The Cidr Report
Fred Baker (fred)
fred at cisco.com
Wed Apr 30 21:32:27 UTC 2014
On Apr 26, 2014, at 12:19 PM, Deepak Jain <deepak at ai.net> wrote:
> Does anyone have doomsday plots of IPv6 prefixes? We are already at something like 20,000 prefixes there, and a surprising number of deaggregates (like /64s) in the global table. IIRC, a bunch of platforms will fall over at 128K/256K IPv6 prefixes (but sooner, really, because of IPv4 dual stack).
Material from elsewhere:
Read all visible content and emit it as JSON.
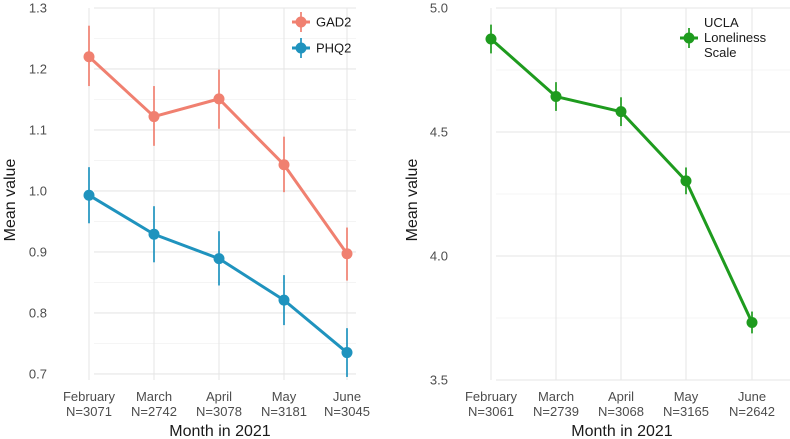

A /64 deaggregte only makes it through because folks let it; there’s something to be said for filters. That said, one might generally expect every AS (there are about 60K or them, I gather) to have one prefix, and if it deaggregates, it might be reasonable to expect it to multiply by four. RIR online records suggest that someone that asks for additional addresses beyond their /32 is told to shorten the existing prefix, not allocated a new one - the same prefix becomes a /31 or whatever. The reason we have 500K+ IPv4 prefixes is because we hand them out in dribbles, and there is no correlation between the one you received last week and the one you receive today.
Geoff’s slides are interesting in part because of their observations regarding deaggregates. If 1% of of all AS’s advertise over half of the deaggregates, that seems like a problem their neighbors can help with, and if not them, the neighbors' neighbors. It’s hard to imagine that a single Ethernet (a single /64) is so critical that the entire world needs a distinct route to it.
In any event, I would not approach this as a statistical issue, and say “well, IPv4 grew in a certain way, and IPv6 will do the same”. It can. But we have had the opportunity to think ahead and plan for the growth, and the RIR communities have been planning. It seems likely that, with a little care, IPv6 should do quite a bit better.